Still, it’s hard to talk about how picture perfect this model family is without mentioning Bench, given that it’s as steeped in their history as much as they are to its own. “Since I’m an only child, I didn’t really play with other kids. I was always at dinners with the Bench family,” Juliana shares.
Growing up, she was unaware of the Bench legacy, seeing instead the man behind it: Ben Chan. Juliana’s family is incredibly close to that of Bench’s founder, to the point that they travel extensively together. Juliana recalls Paris back in 2012 as her favourite trip of all with them, “because it was my first time and I remember Tito Ben telling my mom, ‘Oh, I want to be the first man to take her to Paris.’”
Bench, to Juliana, is not an endorsement—it’s as ingrained in their family as a favourite Sunday restaurant is to yours.

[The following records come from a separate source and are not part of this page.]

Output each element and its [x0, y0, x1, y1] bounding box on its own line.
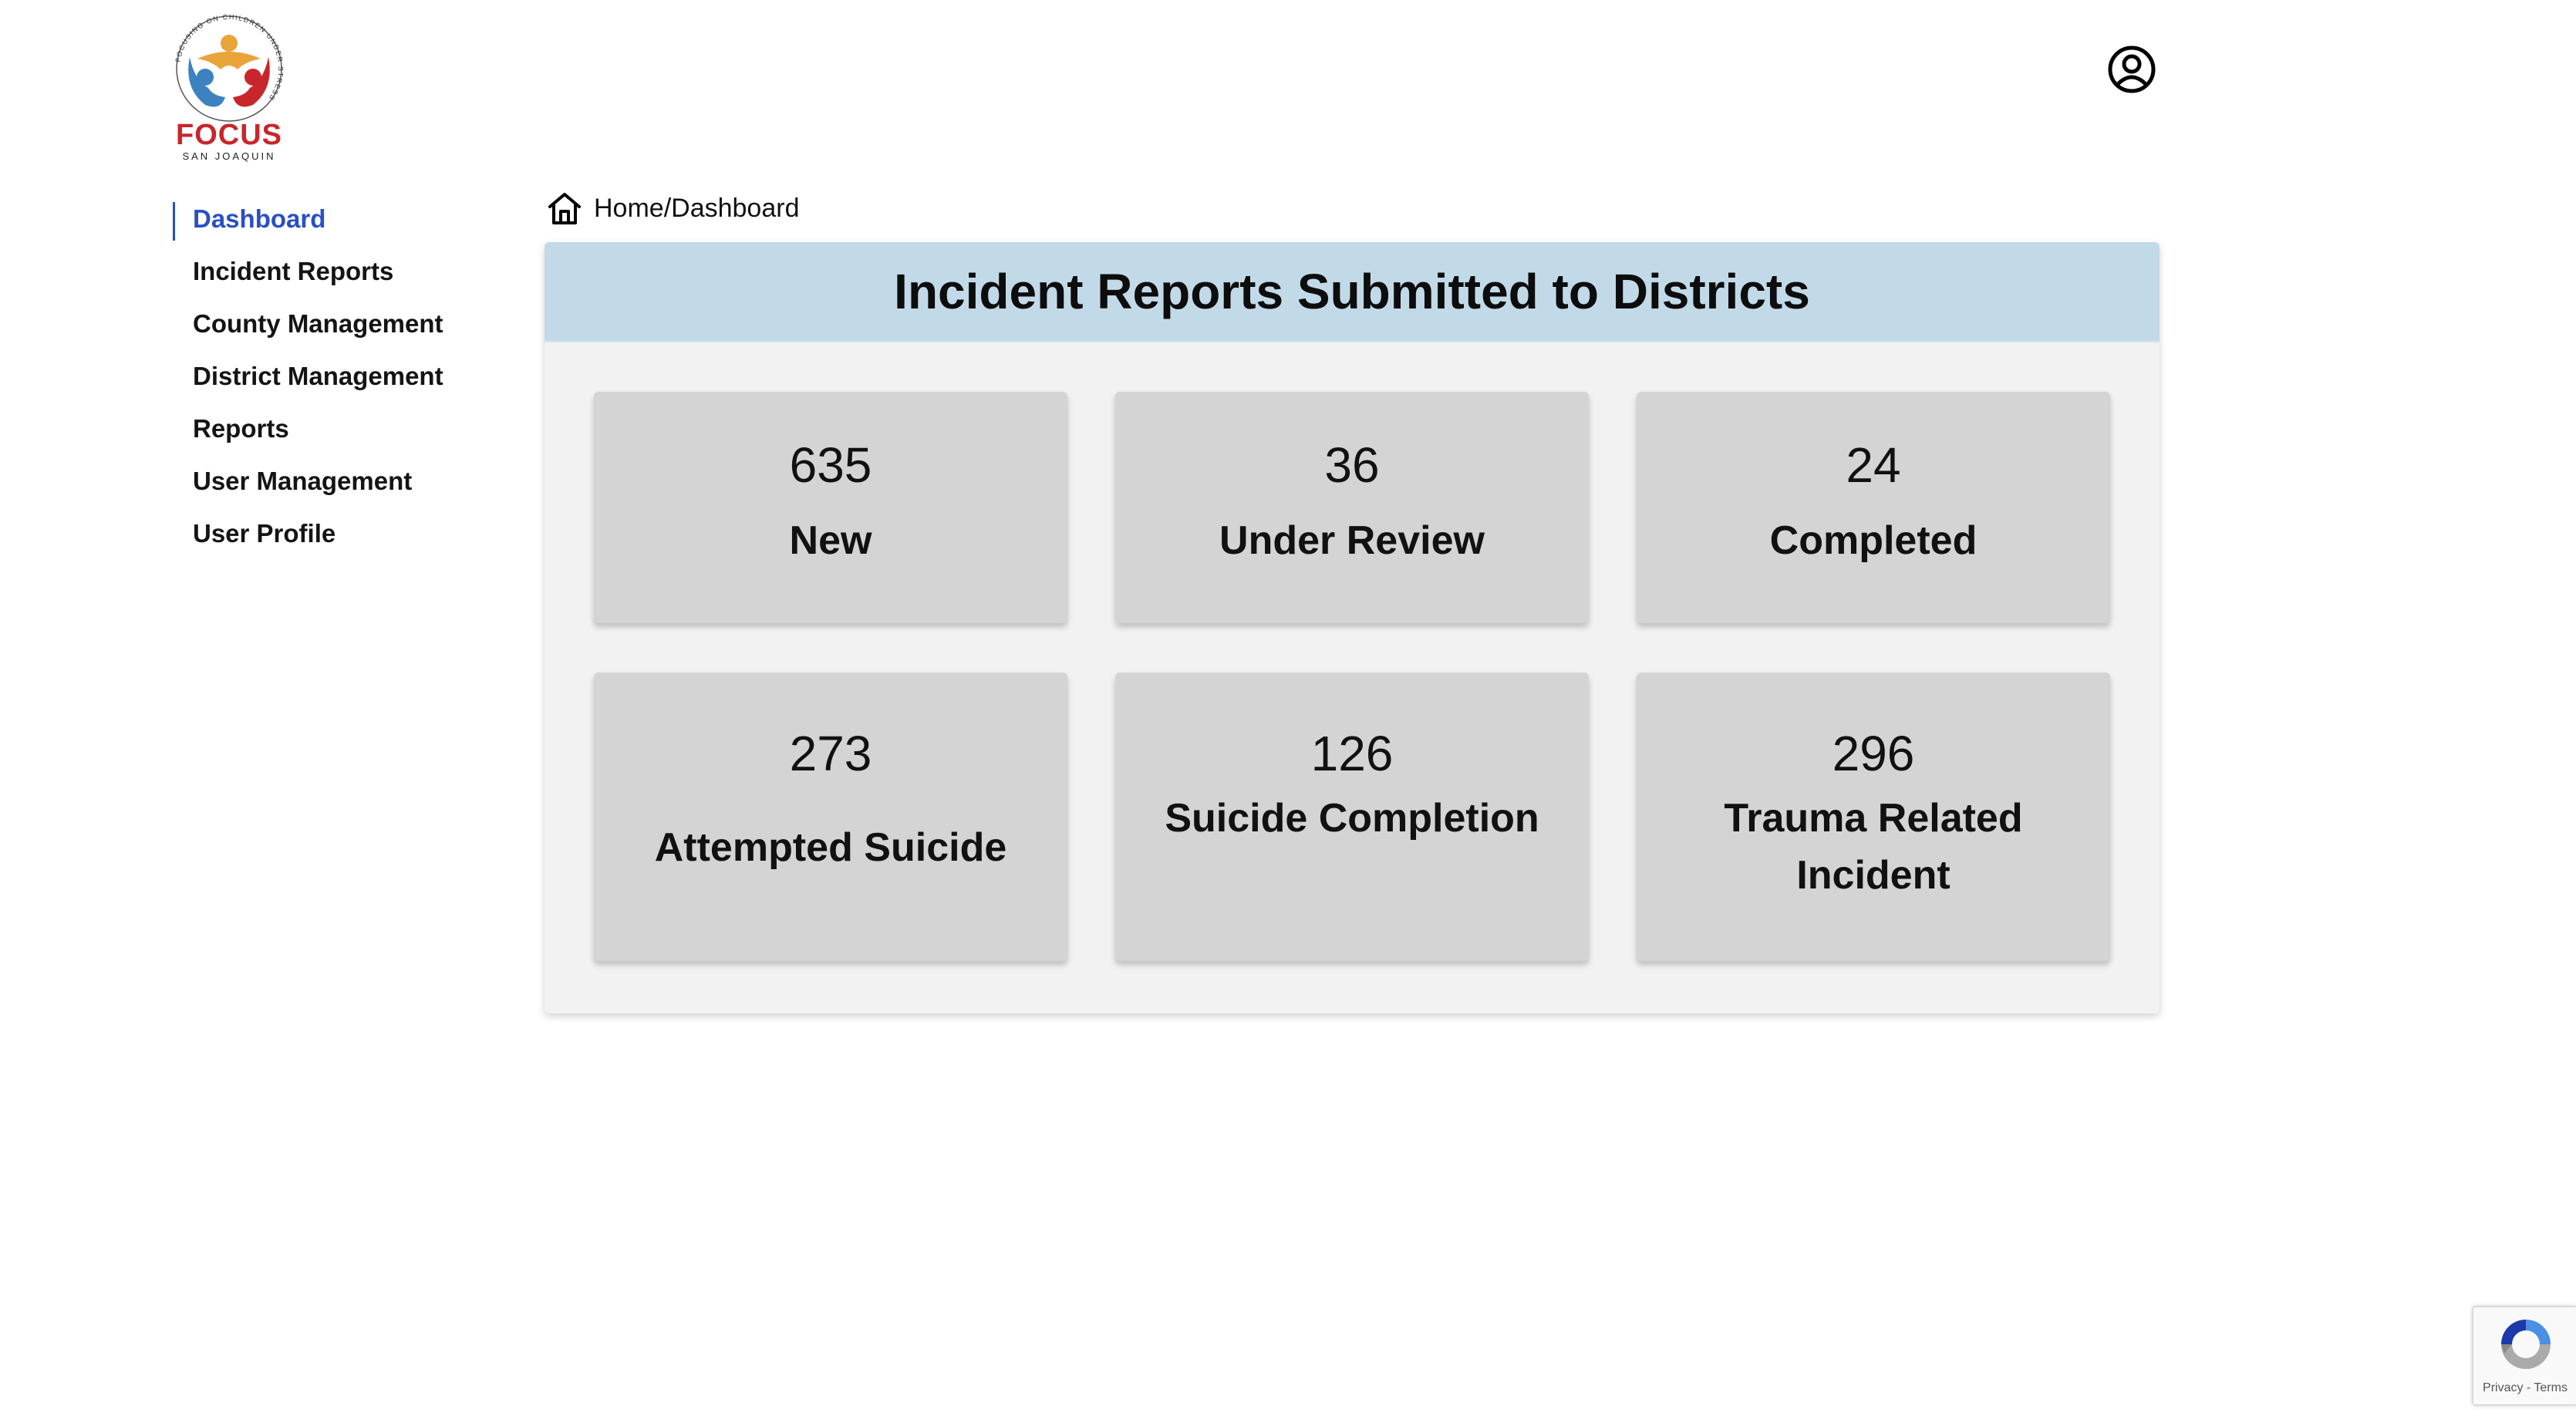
stat-card-trauma-related-incident[interactable]: 296 Trauma Related Incident — [1637, 673, 2110, 961]
recaptcha-badge[interactable]: Privacy - Terms — [2473, 1306, 2576, 1405]
breadcrumb: Home/Dashboard — [546, 188, 799, 228]
logo-emblem: FOCUSING ON CHILDREN UNDER STRESS — [174, 14, 284, 122]
stat-value: 24 — [1846, 437, 1901, 493]
panel-title: Incident Reports Submitted to Districts — [545, 242, 2160, 342]
sidebar-item-district-management[interactable]: District Management — [193, 362, 443, 390]
recaptcha-privacy-link[interactable]: Privacy — [2483, 1381, 2524, 1394]
stat-value: 635 — [789, 437, 872, 493]
stat-card-completed[interactable]: 24 Completed — [1637, 392, 2110, 623]
stat-label: Attempted Suicide — [654, 825, 1007, 870]
breadcrumb-path[interactable]: Home/Dashboard — [594, 193, 800, 223]
recaptcha-terms-link[interactable]: Terms — [2534, 1381, 2568, 1394]
recaptcha-icon — [2501, 1320, 2551, 1369]
stat-value: 296 — [1832, 726, 1915, 781]
sidebar-item-county-management[interactable]: County Management — [193, 309, 443, 338]
stat-card-new[interactable]: 635 New — [594, 392, 1067, 623]
sidebar-item-user-management[interactable]: User Management — [193, 467, 413, 495]
stat-label: Completed — [1769, 518, 1978, 563]
stat-label: Under Review — [1219, 518, 1485, 563]
recaptcha-separator: - — [2523, 1381, 2534, 1394]
stat-card-attempted-suicide[interactable]: 273 Attempted Suicide — [594, 673, 1067, 961]
sidebar-item-dashboard[interactable]: Dashboard — [173, 199, 497, 251]
stat-label: Suicide Completion — [1165, 796, 1539, 841]
stat-card-under-review[interactable]: 36 Under Review — [1115, 392, 1589, 623]
logo-subtitle: SAN JOAQUIN — [182, 150, 276, 162]
sidebar-item-user-profile[interactable]: User Profile — [193, 519, 336, 548]
stat-value: 36 — [1324, 437, 1380, 493]
stat-label: New — [789, 518, 872, 563]
logo-wordmark: FOCUS — [176, 119, 282, 151]
sidebar-item-incident-reports[interactable]: Incident Reports — [193, 257, 394, 285]
sidebar-nav: Dashboard Incident Reports County Manage… — [173, 199, 497, 566]
stat-card-suicide-completion[interactable]: 126 Suicide Completion — [1115, 673, 1589, 961]
home-icon[interactable] — [546, 190, 583, 227]
stat-label: Trauma Related Incident — [1724, 796, 2023, 898]
stat-value: 126 — [1310, 726, 1394, 781]
focus-logo[interactable]: FOCUSING ON CHILDREN UNDER STRESS FOCUS … — [174, 14, 284, 162]
user-profile-button[interactable] — [2107, 45, 2156, 94]
stat-value: 273 — [789, 726, 872, 781]
user-circle-icon — [2108, 46, 2156, 93]
sidebar-item-reports[interactable]: Reports — [193, 414, 289, 443]
incident-summary-panel: Incident Reports Submitted to Districts … — [545, 242, 2160, 1013]
recaptcha-links: Privacy - Terms — [2473, 1381, 2576, 1395]
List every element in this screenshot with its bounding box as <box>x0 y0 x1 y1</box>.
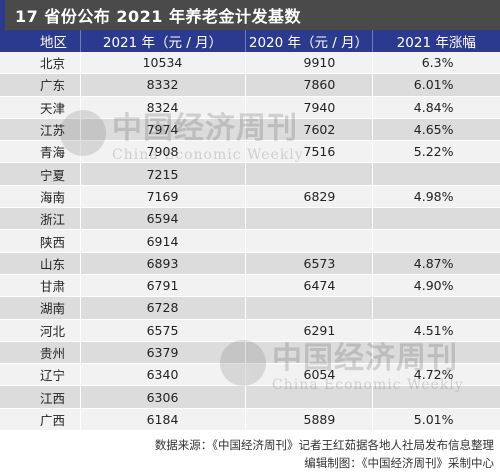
cell-growth: 5.01% <box>372 408 500 432</box>
cell-2020: 7602 <box>245 118 373 142</box>
cell-2021: 7169 <box>80 185 246 209</box>
cell-2021: 6791 <box>80 274 246 298</box>
cell-2020: 5889 <box>245 408 373 432</box>
page-title: 17 省份公布 2021 年养老金计发基数 <box>15 7 302 26</box>
cell-growth: 4.51% <box>372 319 500 342</box>
table-row: 江西 6306 <box>0 385 500 409</box>
cell-2020 <box>245 296 373 320</box>
cell-2020: 6573 <box>245 252 373 275</box>
cell-2020: 6829 <box>245 185 373 209</box>
title-bar: 17 省份公布 2021 年养老金计发基数 <box>0 0 500 30</box>
cell-2021: 6594 <box>80 207 246 231</box>
cell-2021: 8324 <box>80 96 246 119</box>
cell-2021: 6728 <box>80 296 246 320</box>
cell-region: 海南 <box>0 185 81 209</box>
cell-region: 贵州 <box>0 341 81 365</box>
title-accent <box>0 0 5 30</box>
cell-2020: 7516 <box>245 140 373 164</box>
cell-2021: 6379 <box>80 341 246 365</box>
cell-2020 <box>245 385 373 409</box>
header-row: 地区 2021 年（元 / 月） 2020 年（元 / 月） 2021 年涨幅 <box>0 30 500 52</box>
cell-2020 <box>245 229 373 253</box>
table-row: 天津 8324 7940 4.84% <box>0 96 500 119</box>
table-row: 浙江 6594 <box>0 207 500 231</box>
cell-growth: 6.01% <box>372 73 500 97</box>
cell-2021: 6914 <box>80 229 246 253</box>
cell-growth: 4.90% <box>372 274 500 298</box>
footer-source: 数据来源：《中国经济周刊》记者王红茹据各地人社局发布信息整理 <box>154 438 494 452</box>
cell-2020: 6474 <box>245 274 373 298</box>
cell-region: 山东 <box>0 252 81 275</box>
cell-region: 江苏 <box>0 118 81 142</box>
cell-region: 宁夏 <box>0 162 81 186</box>
cell-growth <box>372 162 500 186</box>
cell-region: 湖南 <box>0 296 81 320</box>
cell-2021: 7974 <box>80 118 246 142</box>
cell-2021: 7908 <box>80 140 246 164</box>
cell-region: 辽宁 <box>0 363 81 387</box>
table-row: 辽宁 6340 6054 4.72% <box>0 363 500 387</box>
cell-2021: 6306 <box>80 385 246 409</box>
table-row: 贵州 6379 <box>0 341 500 365</box>
table-row: 甘肃 6791 6474 4.90% <box>0 274 500 298</box>
table-row: 河北 6575 6291 4.51% <box>0 319 500 342</box>
table-row: 陕西 6914 <box>0 229 500 253</box>
cell-region: 河北 <box>0 319 81 342</box>
cell-growth: 4.65% <box>372 118 500 142</box>
cell-region: 北京 <box>0 52 81 75</box>
cell-growth: 5.22% <box>372 140 500 164</box>
cell-growth <box>372 207 500 231</box>
cell-2021: 8332 <box>80 73 246 97</box>
cell-growth: 4.72% <box>372 363 500 387</box>
cell-2021: 6575 <box>80 319 246 342</box>
cell-2020 <box>245 341 373 365</box>
cell-growth: 4.98% <box>372 185 500 209</box>
table-body: 北京 10534 9910 6.3% 广东 8332 7860 6.01% 天津 8324 7940… <box>0 52 500 432</box>
header-2020: 2020 年（元 / 月） <box>245 30 373 52</box>
pension-table: 地区 2021 年（元 / 月） 2020 年（元 / 月） 2021 年涨幅 … <box>0 30 500 432</box>
header-2021: 2021 年（元 / 月） <box>80 30 246 52</box>
cell-growth <box>372 385 500 409</box>
cell-growth <box>372 229 500 253</box>
cell-region: 天津 <box>0 96 81 119</box>
table-row: 山东 6893 6573 4.87% <box>0 252 500 275</box>
cell-2021: 10534 <box>80 52 246 75</box>
table-row: 湖南 6728 <box>0 296 500 320</box>
table-container: 地区 2021 年（元 / 月） 2020 年（元 / 月） 2021 年涨幅 … <box>0 30 500 432</box>
cell-2021: 6184 <box>80 408 246 432</box>
cell-region: 陕西 <box>0 229 81 253</box>
cell-region: 青海 <box>0 140 81 164</box>
table-row: 江苏 7974 7602 4.65% <box>0 118 500 142</box>
header-region: 地区 <box>0 30 81 52</box>
cell-2021: 6340 <box>80 363 246 387</box>
cell-2021: 6893 <box>80 252 246 275</box>
footer-credit: 编辑制图：《中国经济周刊》采制中心 <box>304 456 494 470</box>
cell-2020: 7860 <box>245 73 373 97</box>
cell-2021: 7215 <box>80 162 246 186</box>
cell-growth: 6.3% <box>372 52 500 75</box>
cell-2020: 9910 <box>245 52 373 75</box>
cell-2020: 6291 <box>245 319 373 342</box>
cell-growth: 4.87% <box>372 252 500 275</box>
cell-region: 甘肃 <box>0 274 81 298</box>
table-row: 广西 6184 5889 5.01% <box>0 408 500 432</box>
cell-region: 广西 <box>0 408 81 432</box>
header-growth: 2021 年涨幅 <box>372 30 500 52</box>
cell-growth: 4.84% <box>372 96 500 119</box>
cell-growth <box>372 296 500 320</box>
table-row: 宁夏 7215 <box>0 162 500 186</box>
cell-2020 <box>245 162 373 186</box>
table-row: 广东 8332 7860 6.01% <box>0 73 500 97</box>
cell-2020: 7940 <box>245 96 373 119</box>
footer: 数据来源：《中国经济周刊》记者王红茹据各地人社局发布信息整理 编辑制图：《中国经… <box>155 436 494 472</box>
cell-2020: 6054 <box>245 363 373 387</box>
cell-region: 江西 <box>0 385 81 409</box>
table-row: 青海 7908 7516 5.22% <box>0 140 500 164</box>
cell-2020 <box>245 207 373 231</box>
cell-growth <box>372 341 500 365</box>
table-row: 海南 7169 6829 4.98% <box>0 185 500 209</box>
cell-region: 广东 <box>0 73 81 97</box>
cell-region: 浙江 <box>0 207 81 231</box>
table-row: 北京 10534 9910 6.3% <box>0 52 500 75</box>
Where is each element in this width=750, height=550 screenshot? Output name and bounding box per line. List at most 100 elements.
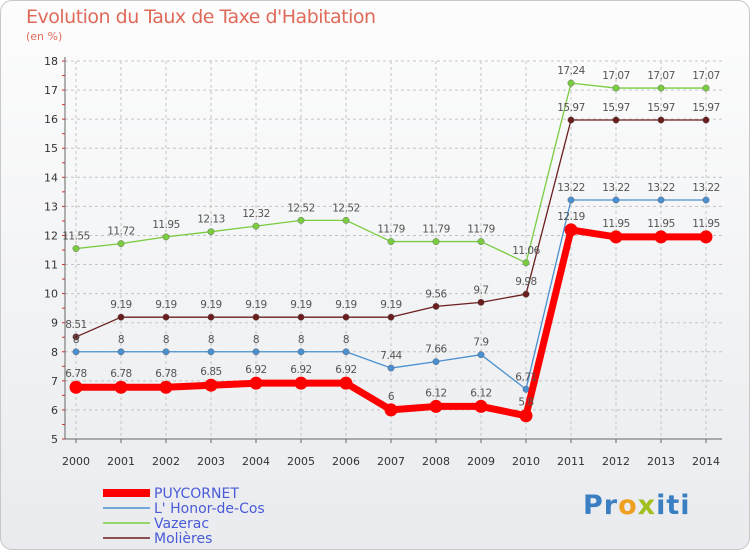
y-tick-label: 12 xyxy=(44,229,58,242)
series-point xyxy=(252,222,260,230)
series-point xyxy=(432,358,440,366)
data-label: 15.97 xyxy=(602,102,630,114)
series-point xyxy=(162,233,170,241)
data-label: 13.22 xyxy=(647,182,675,194)
series-point xyxy=(387,313,395,321)
series-point xyxy=(204,378,218,392)
data-label: 9.19 xyxy=(335,299,356,311)
series-point xyxy=(657,116,665,124)
x-tick-label: 2008 xyxy=(422,455,450,468)
y-tick-label: 10 xyxy=(44,288,58,301)
series-point xyxy=(387,364,395,372)
data-label: 11.79 xyxy=(422,224,450,236)
data-label: 8 xyxy=(208,334,214,346)
proxiti-logo[interactable]: Proxiti xyxy=(583,490,691,521)
data-label: 11.95 xyxy=(152,219,180,231)
data-label: 6.12 xyxy=(470,387,491,399)
series-point xyxy=(567,79,575,87)
data-label: 17.07 xyxy=(602,70,630,82)
data-label: 6 xyxy=(388,391,395,403)
x-tick-label: 2005 xyxy=(287,455,315,468)
series-point xyxy=(384,403,398,417)
data-label: 11.79 xyxy=(467,224,495,236)
legend-label: Molières xyxy=(154,531,212,547)
series-point xyxy=(297,313,305,321)
data-label: 11.06 xyxy=(512,245,540,257)
series-point xyxy=(342,348,350,356)
series-point xyxy=(612,84,620,92)
series-point xyxy=(564,223,578,237)
data-label: 9.19 xyxy=(245,299,266,311)
y-tick-label: 7 xyxy=(51,375,58,388)
series-point xyxy=(252,348,260,356)
series-point xyxy=(519,409,533,423)
series-point xyxy=(207,348,215,356)
data-label: 8.51 xyxy=(65,319,86,331)
series-point xyxy=(69,380,83,394)
data-label: 13.22 xyxy=(602,182,630,194)
series-point xyxy=(159,380,173,394)
data-label: 13.22 xyxy=(692,182,720,194)
data-label: 8 xyxy=(163,334,169,346)
series-point xyxy=(297,216,305,224)
series-point xyxy=(522,290,530,298)
series-point xyxy=(162,313,170,321)
x-tick-label: 2010 xyxy=(512,455,540,468)
data-label: 7.9 xyxy=(473,337,488,349)
x-tick-label: 2012 xyxy=(602,455,630,468)
data-label: 9.7 xyxy=(473,284,488,296)
y-tick-label: 15 xyxy=(44,142,58,155)
y-tick-label: 9 xyxy=(51,317,58,330)
data-label: 6.92 xyxy=(335,364,356,376)
y-tick-label: 11 xyxy=(44,259,58,272)
data-label: 11.72 xyxy=(107,226,135,238)
series-point xyxy=(339,376,353,390)
series-point xyxy=(612,116,620,124)
data-label: 11.95 xyxy=(692,218,720,230)
x-tick-label: 2009 xyxy=(467,455,495,468)
x-tick-label: 2003 xyxy=(197,455,225,468)
data-label: 8 xyxy=(253,334,259,346)
data-label: 6.78 xyxy=(155,368,176,380)
x-tick-label: 2013 xyxy=(647,455,675,468)
series-point xyxy=(342,313,350,321)
axes xyxy=(62,57,722,443)
y-tick-label: 6 xyxy=(51,404,58,417)
data-label: 15.97 xyxy=(647,102,675,114)
series-point xyxy=(114,380,128,394)
y-tick-label: 13 xyxy=(44,200,58,213)
data-label: 6.92 xyxy=(245,364,266,376)
data-label: 12.52 xyxy=(332,202,360,214)
data-label: 6.85 xyxy=(200,366,221,378)
series-point xyxy=(252,313,260,321)
series-point xyxy=(657,196,665,204)
data-label: 17.24 xyxy=(557,65,585,77)
series-point xyxy=(567,196,575,204)
series-point xyxy=(432,238,440,245)
data-label: 12.19 xyxy=(557,211,585,223)
data-label: 9.19 xyxy=(155,299,176,311)
chart-subtitle: (en %) xyxy=(26,30,63,43)
data-label: 7.66 xyxy=(425,344,447,356)
series-point xyxy=(522,385,530,393)
series-point xyxy=(72,348,80,356)
data-label: 6.12 xyxy=(425,387,446,399)
data-label: 8 xyxy=(118,334,124,346)
data-label: 12.52 xyxy=(287,202,315,214)
data-label: 9.19 xyxy=(110,299,131,311)
y-tick-label: 8 xyxy=(51,346,58,359)
series-point xyxy=(72,245,80,252)
data-label: 6.71 xyxy=(515,371,536,383)
series-point xyxy=(702,84,710,92)
data-label: 6.78 xyxy=(110,368,131,380)
series-point xyxy=(522,259,530,267)
series-point xyxy=(297,348,305,356)
series-point xyxy=(657,84,665,92)
series-point xyxy=(429,399,443,413)
data-label: 15.97 xyxy=(557,102,585,114)
series-point xyxy=(699,230,713,244)
data-label: 17.07 xyxy=(647,70,675,82)
series-point xyxy=(207,228,215,236)
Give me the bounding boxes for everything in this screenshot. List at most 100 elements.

Her preferred potato chips are Bench’s. She used the brand’s powder when she was younger; today she still uses the same baby cologne (“the cotton candy one,” she shares) since she was still in the targeted age range for it. She’s worn its clothes at every point of her life. It’s an emotional choice, one that clearly comes out of love—because, really, for what other reason would you name a favourite brand of chips?
Paulo Avelino knows how to play the game. The actor—beloved by costars, directors, critics, fans—has spent the last few years charming the pants off everyone he crosses paths with, simultaneously setting himself up as a bankable, compelling leading man and as a mysterious matinee idol giving entertainment writers the spin around. Get you a man who does both, as they say.
Now he’s gearing up for what could potentially be his career’s defining role. Avelino is set to resume his mantle as Gregorio del Pilar from the 2015 runaway hit Heneral Luna, this time in the lead role in Goyo: Ang Batang Heneral. It’s a mountainous task for Avelino to play a storied character which, admittedly, grade school history has not shared too much about. After all, bringing to life a fictional character is one thing; creating a narrative for someone whose life was defined by his death is another thing entirely.
But, as if cast by divine intervention, Avelino shares the same fighting spirit as the boy general. He handles all the trappings of fame with a strong sense of duty, of knowing what he needs to do to get to where he wants to be. “I’m always in control of my career,” Avelino says, as a way of explaining the persona he presents to the public. And now he’s in control of how an entire generation of Filipinos will remember a hero. For reasons unknown, there is yet to be a monument erected in del Pilar’s honour—but perhaps Avelino is the one who can change that.